The Joint Arctic Command, part of Danish defence forces, has said that the ship is in a stable condition and does not present a pollution threat for now, and the have been no reports of injuries.

However, the Arctic Command said its closest vessel would not be able to reach the stranded ship until Friday.

The Greenland government’s 2,900-gt fisheries research vessel Tarajoq (built 2021) was the first vessel that was able to provide assistance to the Ocean Explorer, arriving on Wednesday.

The Tarajoq attempted to pull the Ocean Explorer back into deep water, but was unsuccessful, the Arctic Command said in its latest situation update.

“Getting the inspection vessel Knud Rasmussen to the accident site is still the Arctic Command’s first priority. The crew in Knud Rasmussen is doing their best to get there as soon as possible. Due to the weather in the area where Knud Rasmussen is, the ship has had to slow down a bit. Knud Rasmussen is expected to arrive during the evening of Friday 15 September,” the Arctic Command said.

While the situation is deemed stable for now, Arctic Command commander Captain Brian Jensen has warned that this could change.

“A cruise ship in trouble in the National Park is of course worrisome. There is a long way for immediate help, our units are far from that, and the weather can be very unfavourable. In this specific situation, however, we do not see acute danger to human life or the environment, which is reassuring. Of course, we are following the situation closely and take this incident very seriously,” Jensen said.

Aurora Expeditions said in a media statement that passengers and crew were not in danger, and ensuring a safe recovery was its “foremost commitment”.

Growing risk

The remote locations in which expedition cruise ships operate make it difficult for salvage assets to reach them expediently. Photo: SIRIUS/Arctic Command

The expedition cruise sector is one of the fastest-growing segments in the cruise industry, with dozens of new ships entering service over the past decades. Many more are still on order.

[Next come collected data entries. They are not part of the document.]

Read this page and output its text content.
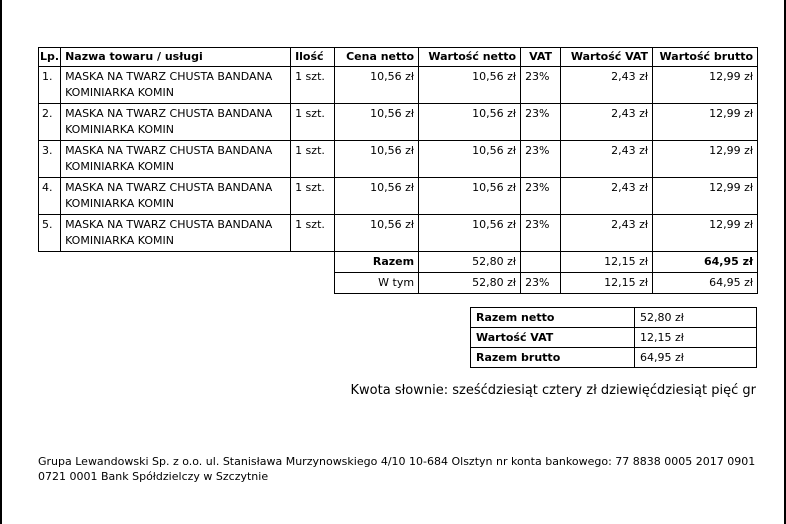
Lp.	Nazwa towaru / usługi	Ilość	Cena netto	Wartość netto	VAT	Wartość VAT	Wartość brutto
1.	MASKA NA TWARZ CHUSTA BANDANA KOMINIARKA KOMIN	1 szt.	10,56 zł	10,56 zł	23%	2,43 zł	12,99 zł
2.	MASKA NA TWARZ CHUSTA BANDANA KOMINIARKA KOMIN	1 szt.	10,56 zł	10,56 zł	23%	2,43 zł	12,99 zł
3.	MASKA NA TWARZ CHUSTA BANDANA KOMINIARKA KOMIN	1 szt.	10,56 zł	10,56 zł	23%	2,43 zł	12,99 zł
4.	MASKA NA TWARZ CHUSTA BANDANA KOMINIARKA KOMIN	1 szt.	10,56 zł	10,56 zł	23%	2,43 zł	12,99 zł
5.	MASKA NA TWARZ CHUSTA BANDANA KOMINIARKA KOMIN	1 szt.	10,56 zł	10,56 zł	23%	2,43 zł	12,99 zł
			Razem	52,80 zł		12,15 zł	64,95 zł
			W tym	52,80 zł	23%	12,15 zł	64,95 zł
Razem netto	52,80 zł
Wartość VAT	12,15 zł
Razem brutto	64,95 zł
Kwota słownie: sześćdziesiąt cztery zł dziewięćdziesiąt pięć gr
Grupa Lewandowski Sp. z o.o. ul. Stanisława Murzynowskiego 4/10 10-684 Olsztyn nr konta bankowego: 77 8838 0005 2017 0901 0721 0001 Bank Spółdzielczy w Szczytnie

However, these voyages to the more remote, inaccessible parts of the world present a higher risk as they often sail through waters that are poorly charted, and help, when needed, is often far from hand.

The Ocean Explorer is one of a series of Infinity-class expeditions that Sunstone is building at China Merchants Heavy Industries in Jiangsu. The vessel is managed by Anglo-Eastern Cruise out of Miami. P&I coverage is provided by Steamship Mutual.